For those that have mastered all things Earthly, you can change environments to experience flying in the Martian atmosphere of Mars. The differing pressure, density, temperature and gravity of Mars combine to give a truly bizarre flight experience.
Another nice feature is that X-Plane keeps track of your flight times automatically in a Pilot Logbook. The date, type, airports, landings, times, instrument time, night and cross-country are all automatically computed and totaled.
In summary, X-Plane is an incredible product. Austin Meyer has given (well, sold actually) the community the base program with a level of fidelity and fluidity that even Microsoft hasn’t managed to approach. The tactile feel of flight is duplicated very accurately with X-Plane; it is definitely a stick and rudder pilot’s flight simulator. It isn’t all roses though.

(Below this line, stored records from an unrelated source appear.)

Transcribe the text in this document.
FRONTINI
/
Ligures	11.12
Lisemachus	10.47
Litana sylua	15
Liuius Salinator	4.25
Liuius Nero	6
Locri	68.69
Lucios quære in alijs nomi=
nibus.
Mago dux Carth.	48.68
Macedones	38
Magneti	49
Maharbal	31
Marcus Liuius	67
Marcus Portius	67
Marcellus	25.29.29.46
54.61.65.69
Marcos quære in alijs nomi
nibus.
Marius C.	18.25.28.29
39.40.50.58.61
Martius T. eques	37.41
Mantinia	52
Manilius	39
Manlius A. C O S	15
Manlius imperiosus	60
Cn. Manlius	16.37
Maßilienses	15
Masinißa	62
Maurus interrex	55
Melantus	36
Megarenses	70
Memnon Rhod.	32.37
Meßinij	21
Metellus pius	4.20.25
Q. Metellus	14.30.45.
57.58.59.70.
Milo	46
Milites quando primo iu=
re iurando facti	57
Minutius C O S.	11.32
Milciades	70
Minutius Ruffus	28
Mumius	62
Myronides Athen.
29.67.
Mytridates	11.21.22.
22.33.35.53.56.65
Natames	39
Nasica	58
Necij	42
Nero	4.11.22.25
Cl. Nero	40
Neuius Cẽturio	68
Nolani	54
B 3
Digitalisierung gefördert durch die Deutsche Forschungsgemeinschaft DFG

My first and biggest complaint with X-Plane is the screen and text resolution. I’m not an X-Plane guru, so I beg forgiveness if I’ve overlooked something, but it is my understanding that the native X-Plane resolution is 1024 x 768. Coupled with 4x anti-aliasing, I can live with that low resolution. You can set whatever screen resolution you want (up to a point) and seeing the terrain and 3D models at 1600 x 1200 is pretty sharp. As you increase the resolution however, X-Plane has to adjust from its native resolution to the higher resolution by auto-scaling, which can add some blurriness and make text and characters difficult to read. Even set at the native resolution however, X-Plane retains a bit of a fuzzy, washed out look despite my experimentations with different rendering resolutions and options. Reading the HUD text, instruments or cockpit labels, can be somewhat fatiguing over a long period of time. I don’t know if the fact that X-Plane is programmed on a Mac has anything to do with this, or if it is simply an artifact of the simulation rendering engine, but the fuzziness is definitely there.
I like the X-Plane 8 scenery. The terrain features, lakes, rivers, roads and forests all look good to me. The balloons, however, have to go. Everywhere you turn there is a hot air balloon.
The Air Traffic Control is very basic. I attempted to get vectors to an ILS and it wasn’t working out very well. The ATC voice is also terrible; it appears to be the same computer generated voice that my Commodore 64 used to speak back in the ’80s.
The update releases are a bit of a mixed blessing. While new features are being added, and old bugs are being squashed, there is a bit of community angst over the fact that aircraft developed for one version sometimes aren’t compatible with new versions. Such is the price of progress, but I wonder if it has kept some aircraft developers from jumping in with both feet.
To be clear though, the negatives are far outweighed by the positives of X-Plane. The realistic sensation of flight coupled with great flight environments, terrain, lighting and weather make X-Plane a true force in the flight simulation market. We’ve already seen some high quality free add-ons and I’ll be very interested to take some of the payware add-ons for a test flight in the near future.
The X-Plane program seems ripe to me for further development. Over the many years I’ve flown just about every civil and combat flight simulation product out there but none have captured the essence of the actual act of flying as well as X-Plane has. If developers coupled the flight handing fidelity of this product with something like a combat helicopter or VTOL fighter (can you say Harrier?) they would hit one out of the ballpark. To me, the combat portion of sims such as LOMAC or Falcon 4 only represent a small facet of what the entire product should be about. Making the flying exciting and challenging can only add to the immersive quality of a combat simulation.
I’d encourage everyone to download the X-Plane 8.11 demo (soon to be 8.15) and try it out for yourself. Experience the thrill of flying the V-22 Osprey or just set up some nasty weather and attempt some tough crosswind landings. X-Plane is all about the flying, and it does it very well.